Bunlar için mi biz varız ey Kıbrıslı Türkler?
Hatırlayalım.
Bizde ne varsa sizde de aynisi olacak demişlerdi.
Bizde dedikleri ülke ise Türkiye'dir.
Öyle demişlerdi.
Bugün bakıyorum da giderek o yola doğru girmişiz.
Ve, ne var ne yok oradan buraya taşımış oldular.
Erdoğan düzeni burada hızla devam ediyor.
Kıbrıs'ın kuzeyinde AKP'nin temsilciliğini yapanlar geçen yıl Afrika gazetesine saldırıp, linç etme ve insan hayatına kast etmelerini unutmadık, unutmayacağız.
Bilinçli olarak saldırdılar ve polisin gözü önünde tüm bunlar yaşanmış oldu.

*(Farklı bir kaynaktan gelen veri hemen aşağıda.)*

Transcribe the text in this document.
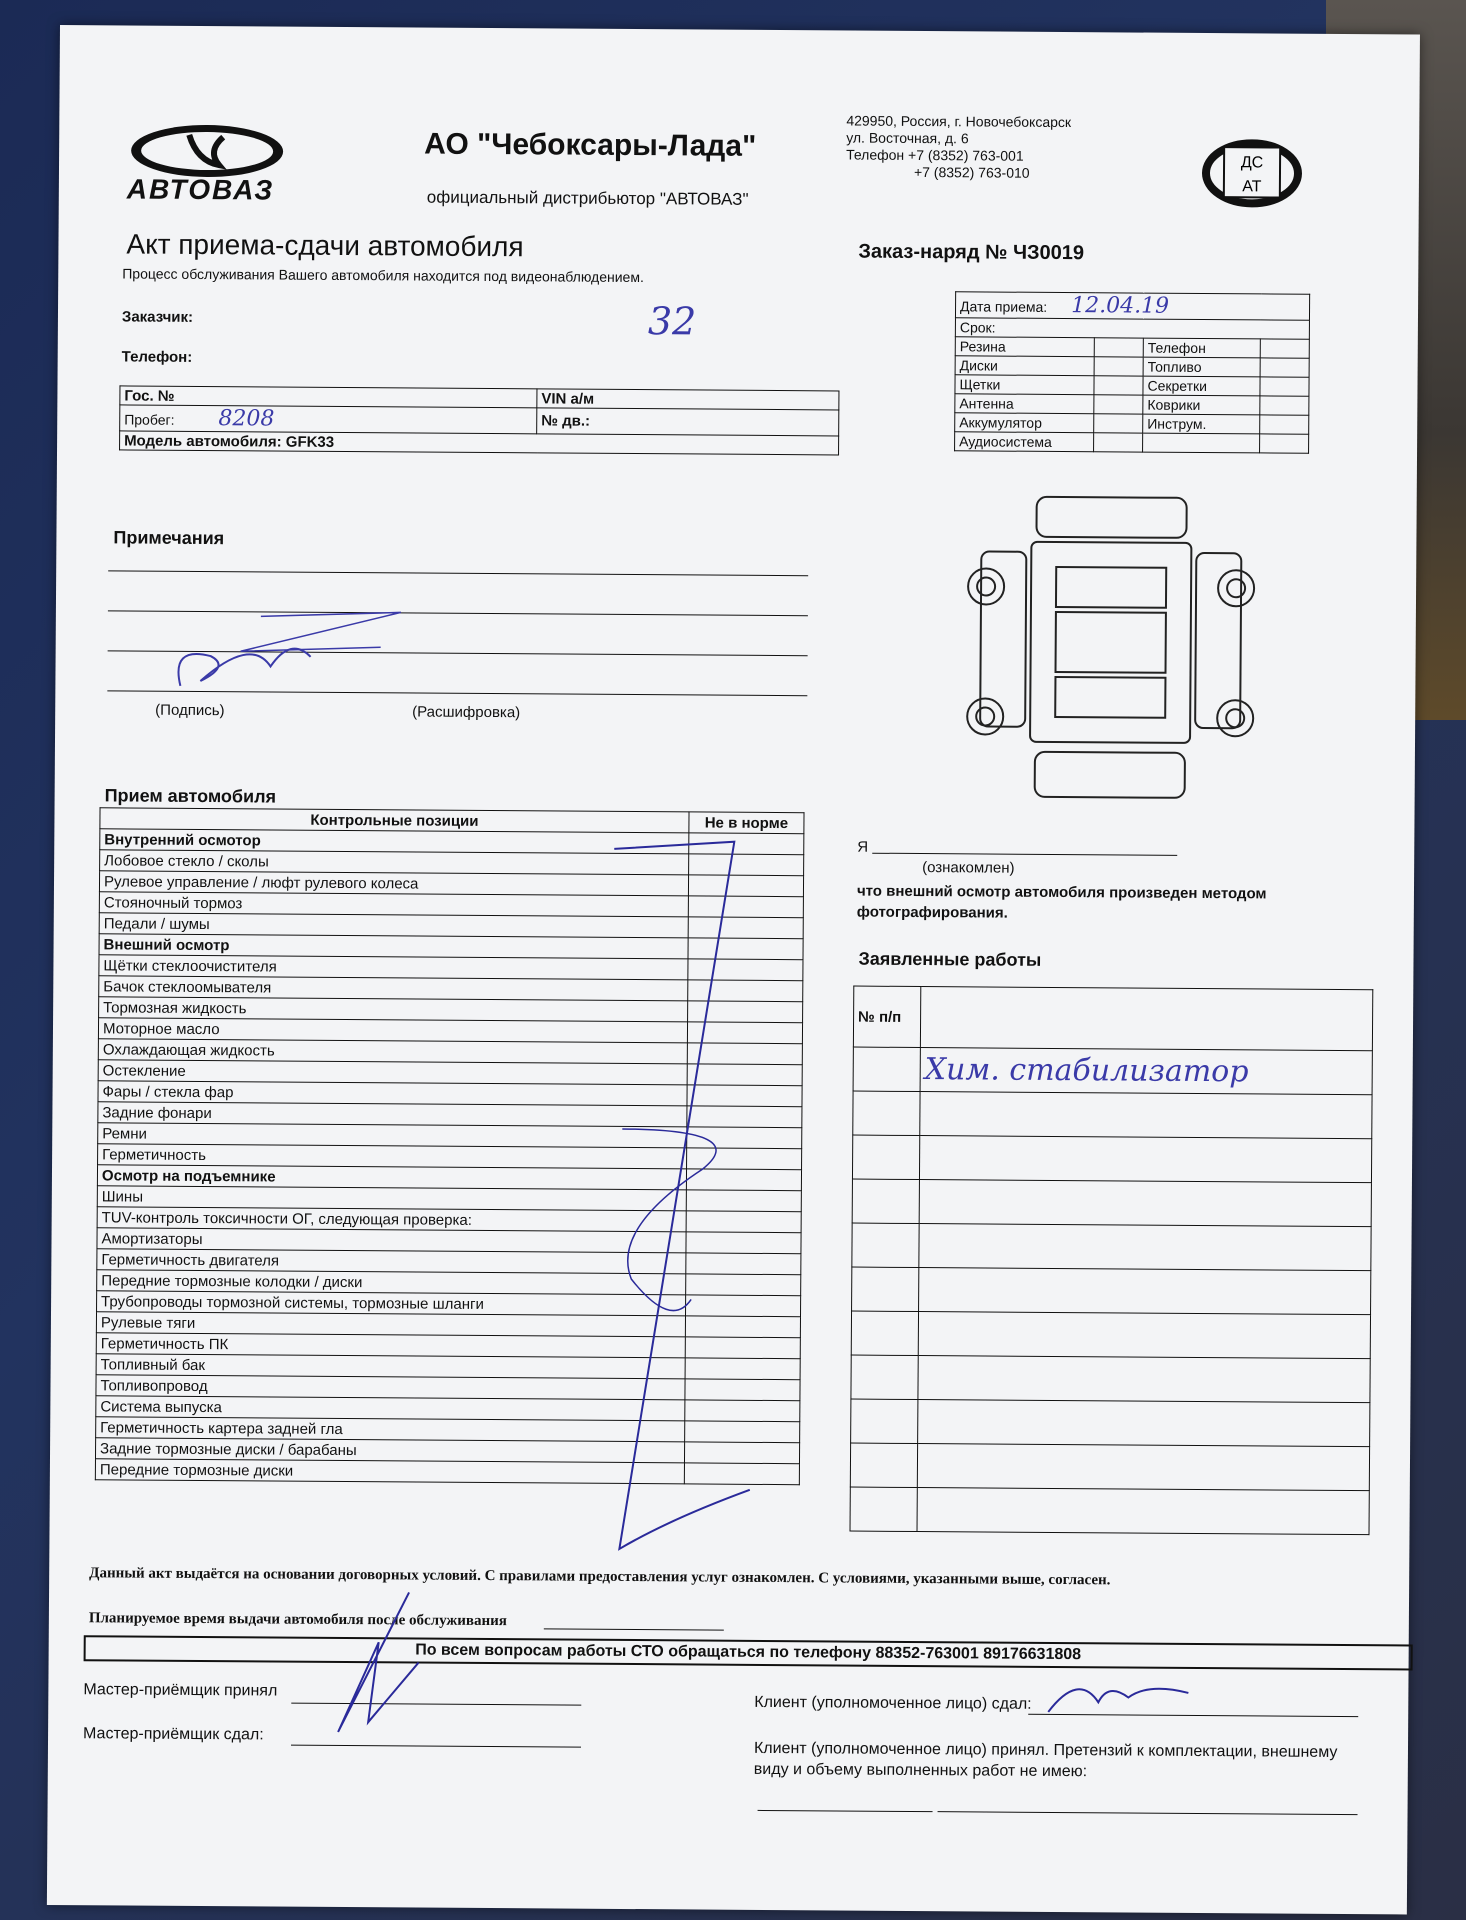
АВТОВАЗ
АО "Чебоксары-Лада"
официальный дистрибьютор "АВТОВАЗ"
429950, Россия, г. Новочебоксарск
ул. Восточная, д. 6
Телефон +7 (8352) 763-001
+7 (8352) 763-010
ДС
АТ
Акт приема-сдачи автомобиля
Процесс обслуживания Вашего автомобиля находится под видеонаблюдением.
Заказ-наряд № ЧЗ0019
Заказчик:	32
Телефон:
Гос. №	VIN а/м
Пробег: 8208	№ дв.:
Модель автомобиля: GFK33	
Дата приема: 12.04.19			
Срок:			
Резина		Телефон	
Диски		Топливо	
Щетки		Секретки	
Антенна		Коврики	
Аккумулятор		Инструм.	
Аудиосистема			
Примечания
(Подпись)	(Расшифровка)
Прием автомобиля
Контрольные позиции	Не в норме
Внутренний осмотор	
Лобовое стекло / сколы	
Рулевое управление / люфт рулевого колеса	
Стояночный тормоз	
Педали / шумы	
Внешний осмотр	
Щётки стеклоочистителя	
Бачок стеклоомывателя	
Тормозная жидкость	
Моторное масло	
Охлаждающая жидкость	
Остекление	
Фары / стекла фар	
Задние фонари	
Ремни	
Герметичность	
Осмотр на подъемнике	
Шины	
TUV-контроль токсичности ОГ, следующая проверка:	
Амортизаторы	
Герметичность двигателя	
Передние тормозные колодки / диски	
Трубопроводы тормозной системы, тормозные шланги	
Рулевые тяги	
Герметичность ПК	
Топливный бак	
Топливопровод	
Система выпуска	
Герметичность картера задней гла	
Задние тормозные диски / барабаны	
Передние тормозные диски	
Я
(ознакомлен)
что внешний осмотр автомобиля произведен методом фотографирования.
Заявленные работы
№ п/п	
	Хим. стабилизатор

Данный акт выдаётся на основании договорных условий. С правилами предоставления услуг ознакомлен. С условиями, указанными выше, согласен.
Планируемое время выдачи автомобиля после обслуживания
По всем вопросам работы СТО обращаться по телефону 88352-763001 89176631808
Мастер-приёмщик принял
Мастер-приёмщик сдал:
Клиент (уполномоченное лицо) сдал:
Клиент (уполномоченное лицо) принял. Претензий к комплектации, внешнему виду и объему выполненных работ не имею:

O saldıranlara hiç bir müdahale o gün polis tarafından yapılmadı.
Ve bugün halen daha tehditler savurmaya devam ediyorlar. Kurdukları YDP partisi de yetmez diyerek AKP temsilciliğini de kurmuş oldular.

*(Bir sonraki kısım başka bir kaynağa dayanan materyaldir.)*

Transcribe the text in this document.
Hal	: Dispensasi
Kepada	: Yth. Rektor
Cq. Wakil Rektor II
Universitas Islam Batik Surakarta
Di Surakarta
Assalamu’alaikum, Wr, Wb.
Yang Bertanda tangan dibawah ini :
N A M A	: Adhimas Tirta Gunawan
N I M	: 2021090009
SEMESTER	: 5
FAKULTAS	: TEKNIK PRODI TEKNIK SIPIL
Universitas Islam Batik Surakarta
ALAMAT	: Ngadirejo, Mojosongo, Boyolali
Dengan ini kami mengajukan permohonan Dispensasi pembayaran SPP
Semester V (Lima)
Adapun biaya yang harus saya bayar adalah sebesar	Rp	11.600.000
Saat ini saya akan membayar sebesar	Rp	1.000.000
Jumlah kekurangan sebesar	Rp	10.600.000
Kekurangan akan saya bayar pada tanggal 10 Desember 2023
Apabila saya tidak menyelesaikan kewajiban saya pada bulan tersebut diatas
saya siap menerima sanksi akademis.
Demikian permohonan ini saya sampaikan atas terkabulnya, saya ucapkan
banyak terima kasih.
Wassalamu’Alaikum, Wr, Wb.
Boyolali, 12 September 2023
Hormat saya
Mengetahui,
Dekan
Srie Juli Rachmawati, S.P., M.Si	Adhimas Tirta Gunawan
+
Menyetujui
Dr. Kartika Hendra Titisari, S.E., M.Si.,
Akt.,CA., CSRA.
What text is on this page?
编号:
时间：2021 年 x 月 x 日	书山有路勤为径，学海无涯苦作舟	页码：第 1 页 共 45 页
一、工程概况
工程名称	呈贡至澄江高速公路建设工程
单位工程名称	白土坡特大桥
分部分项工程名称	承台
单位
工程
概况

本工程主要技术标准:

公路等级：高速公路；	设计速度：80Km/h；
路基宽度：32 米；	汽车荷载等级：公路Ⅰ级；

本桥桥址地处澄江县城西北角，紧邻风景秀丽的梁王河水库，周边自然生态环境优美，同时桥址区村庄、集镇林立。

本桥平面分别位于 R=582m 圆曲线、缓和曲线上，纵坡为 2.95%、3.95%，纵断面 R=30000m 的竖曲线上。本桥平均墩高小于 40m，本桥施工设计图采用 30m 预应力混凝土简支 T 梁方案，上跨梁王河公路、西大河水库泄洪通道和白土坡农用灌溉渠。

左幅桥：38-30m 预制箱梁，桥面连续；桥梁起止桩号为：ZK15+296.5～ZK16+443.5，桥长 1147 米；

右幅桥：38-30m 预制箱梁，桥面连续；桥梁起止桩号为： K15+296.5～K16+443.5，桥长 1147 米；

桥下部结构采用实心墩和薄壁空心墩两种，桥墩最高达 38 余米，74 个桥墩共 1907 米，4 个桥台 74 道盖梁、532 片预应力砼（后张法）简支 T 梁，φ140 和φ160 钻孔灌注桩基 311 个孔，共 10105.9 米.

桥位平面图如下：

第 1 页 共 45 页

Benzetmek hiç biter mi devam ediyorlar benzetmeye bizleri kendilerine!
Bizde ne varsa sizde de olacak dediler bir kere, hiç boş dururlar mı?

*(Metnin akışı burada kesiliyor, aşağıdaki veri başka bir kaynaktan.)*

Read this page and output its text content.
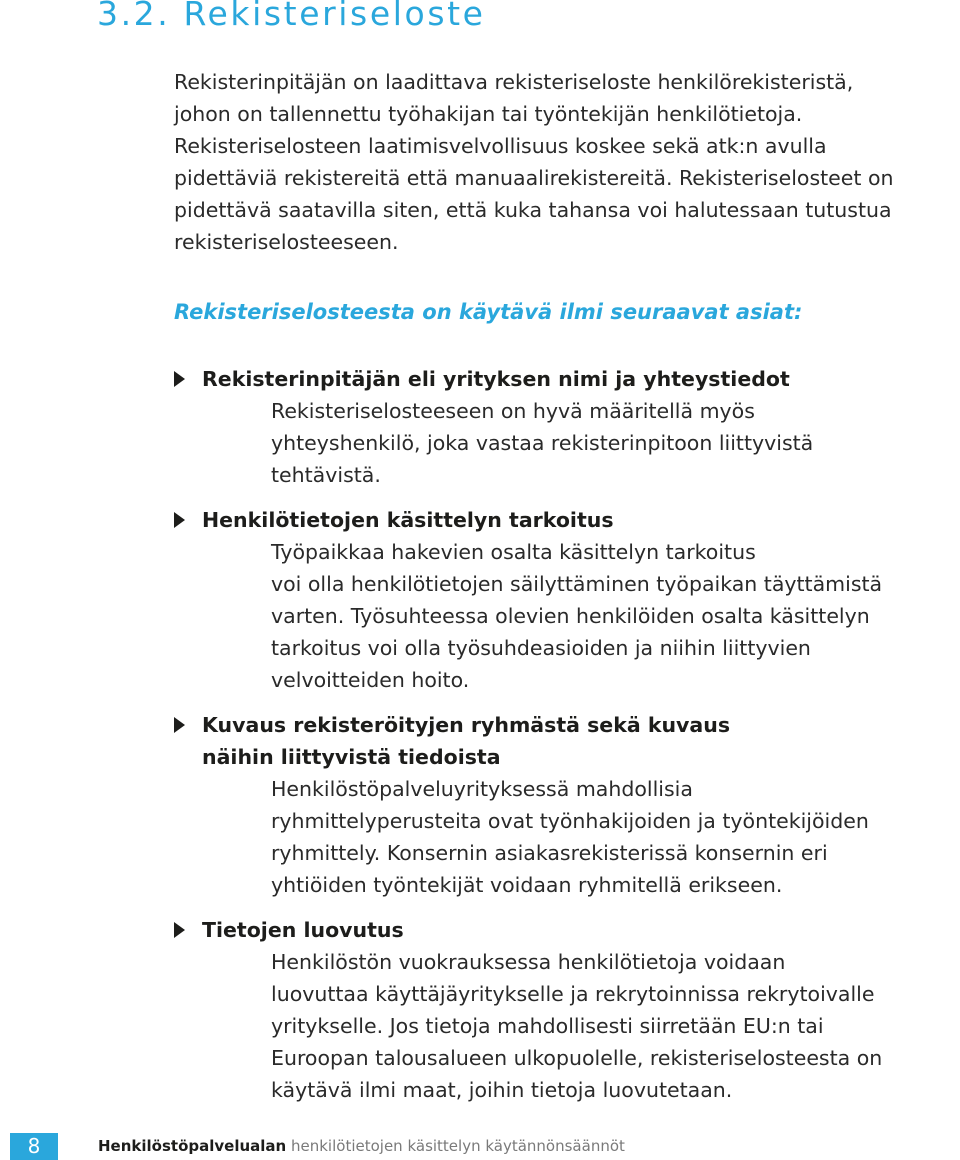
3.2. Rekisteriseloste

Rekisterinpitäjän on laadittava rekisteriseloste henkilörekisteristä,
johon on tallennettu työhakijan tai työntekijän henkilötietoja.
Rekisteriselosteen laatimisvelvollisuus koskee sekä atk:n avulla
pidettäviä rekistereitä että manuaalirekistereitä. Rekisteriselosteet on
pidettävä saatavilla siten, että kuka tahansa voi halutessaan tutustua
rekisteriselosteeseen.

Rekisteriselosteesta on käytävä ilmi seuraavat asiat:

Rekisterinpitäjän eli yrityksen nimi ja yhteystiedot

Rekisteriselosteeseen on hyvä määritellä myös
yhteyshenkilö, joka vastaa rekisterinpitoon liittyvistä
tehtävistä.

Henkilötietojen käsittelyn tarkoitus

Työpaikkaa hakevien osalta käsittelyn tarkoitus
voi olla henkilötietojen säilyttäminen työpaikan täyttämistä
varten. Työsuhteessa olevien henkilöiden osalta käsittelyn
tarkoitus voi olla työsuhdeasioiden ja niihin liittyvien
velvoitteiden hoito.

Kuvaus rekisteröityjen ryhmästä sekä kuvaus
näihin liittyvistä tiedoista

Henkilöstöpalveluyrityksessä mahdollisia
ryhmittelyperusteita ovat työnhakijoiden ja työntekijöiden
ryhmittely. Konsernin asiakasrekisterissä konsernin eri
yhtiöiden työntekijät voidaan ryhmitellä erikseen.

Tietojen luovutus

Henkilöstön vuokrauksessa henkilötietoja voidaan
luovuttaa käyttäjäyritykselle ja rekrytoinnissa rekrytoivalle
yritykselle. Jos tietoja mahdollisesti siirretään EU:n tai
Euroopan talousalueen ulkopuolelle, rekisteriselosteesta on
käytävä ilmi maat, joihin tietoja luovutetaan.

8	Henkilöstöpalvelualan henkilötietojen käsittelyn käytännönsäännöt
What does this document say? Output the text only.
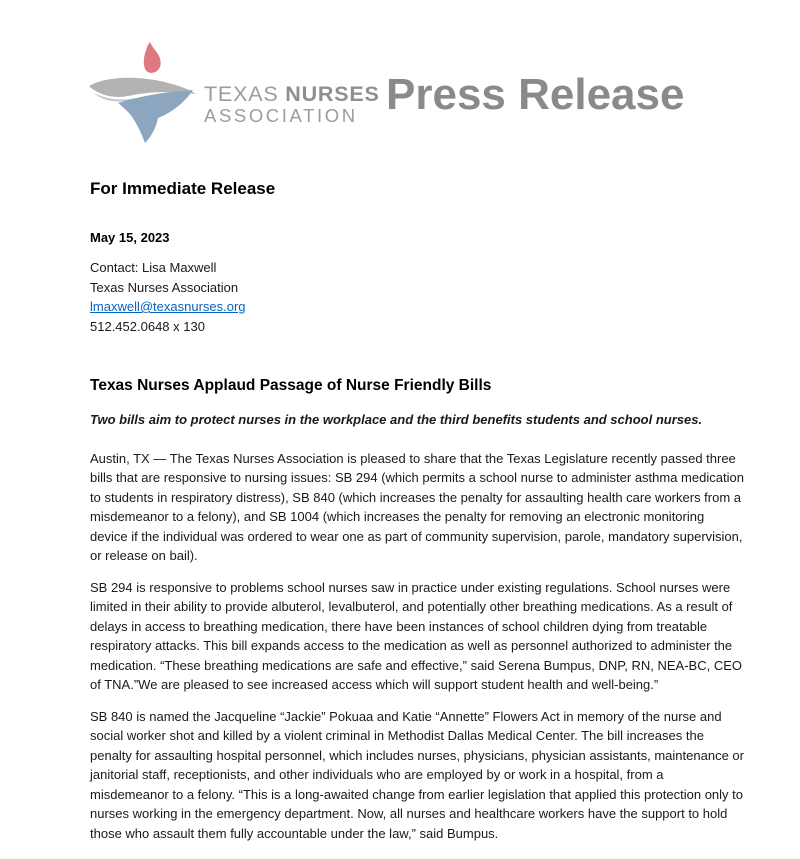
TEXAS NURSES
ASSOCIATION Press Release
For Immediate Release

May 15, 2023

Contact: Lisa Maxwell

Texas Nurses Association

lmaxwell@texasnurses.org

512.452.0648 x 130

Texas Nurses Applaud Passage of Nurse Friendly Bills

Two bills aim to protect nurses in the workplace and the third benefits students and school nurses.

Austin, TX — The Texas Nurses Association is pleased to share that the Texas Legislature recently passed three bills that are responsive to nursing issues: SB 294 (which permits a school nurse to administer asthma medication to students in respiratory distress), SB 840 (which increases the penalty for assaulting health care workers from a misdemeanor to a felony), and SB 1004 (which increases the penalty for removing an electronic monitoring device if the individual was ordered to wear one as part of community supervision, parole, mandatory supervision, or release on bail).

SB 294 is responsive to problems school nurses saw in practice under existing regulations. School nurses were limited in their ability to provide albuterol, levalbuterol, and potentially other breathing medications. As a result of delays in access to breathing medication, there have been instances of school children dying from treatable respiratory attacks. This bill expands access to the medication as well as personnel authorized to administer the medication. “These breathing medications are safe and effective,” said Serena Bumpus, DNP, RN, NEA-BC, CEO of TNA.”We are pleased to see increased access which will support student health and well-being.”

SB 840 is named the Jacqueline “Jackie” Pokuaa and Katie “Annette” Flowers Act in memory of the nurse and social worker shot and killed by a violent criminal in Methodist Dallas Medical Center. The bill increases the penalty for assaulting hospital personnel, which includes nurses, physicians, physician assistants, maintenance or janitorial staff, receptionists, and other individuals who are employed by or work in a hospital, from a misdemeanor to a felony. “This is a long-awaited change from earlier legislation that applied this protection only to nurses working in the emergency department. Now, all nurses and healthcare workers have the support to hold those who assault them fully accountable under the law,” said Bumpus.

O yüzden alın size AKP temsilciliği!
Nerede Kıbrıs Türkü?
Nerede irade?
Yok işte!
O kadar bir yol aldılar ki ekranlarda onları görüyoruz.
Konuşuyorlar bizlerin yerine.
Bizlerin olduğu yerde sizler yoksunuz diyerek her daim bu şekilde sahip oluyorlar irademize.
Bakınız buraya göndermiş oldukları petrol arama gemilerine.
Bulacakları doğal gaz ya da hidro karbonu bize mi bağışlayacaklar?
Asla!
Bir yandan savaş çığırtkanlığı yapıyorlar üstümüze basarak, bir yandan da asla haklarımızı Rum tarafına bırakmayız diyorlar.
Oysa her türlü hakkımızın üzerine onlar oturmuş oldular.
Ve haktan bahsediyorlar.
Garantör, garantör olarak kalmadı.
Açıkçası ülkenin gerçek idarecisi olduklarını görüyoruz.
Yöneten bizler değil, onlardır.
Her türlü konuşmaları ve tavırları onları ortaya zaten koyuyor.
1974 tarihinden sonra benzeyen her bir yanımız devam ediyor.
Kaba kuvvet, saldırı, kırıp dökmek, insanları öldürmek, tecavüz, soygun, bunlar benzetilme yanımızdır.
Türkiye, şeriat düzenine gelip dayanmıştır.
Laiklik anlayışı tamamen bitirilmiş oluyor.
Yapılan kulliye ve camiler bunların göstergesidir.
Birçok dini dernekler ve bunlar üzerinden yetiştirilen şeriat kafalar giderek artıyor.
En iyi sömürü din sömürüsü üzerinden oluyor.
Dini kullanarak o ülkenin demokrasi anlayışı, laiklik anlayışı bu şekilde bitirilmiş olur ve tek adam hakimiyeti ortaya çıkar.
Yani halk bu şekilde teslim alınmış olur.
Bugün bizleri de bu şekilde hızla dini akımlar yoluyla teslim almaya devam ediyorlar.
Yapılan külliye bunu gösteriyor.
Ve bunun yanında devamı için yapılacak nice külliye ve camiler, imam hatip liseleri bugün geldiğimiz noktayı gösteriyor.
Bir iki gazeteler ve aydınlar hariç, her şey onun idaresi, emri altında hareket ediyor.
AKP ve Erdoğan rejiminin burada devam etmesi adına çalışma yapıyorlar.
Bunun yanında yine bir iki sendika, dernek, sivil toplum örgütü hariç, onlarda de ayni şekilde!
Peki bizler ne yapıyoruz?
Bunlara hiç dur diyen çıkmıyor.
Kabullenmiş duruma geldik.
Pes ettik adeta.
Yeter deyip de yola çıkmıyoruz.
Bunlar için mi varız ey Kıbrıslı Türkler?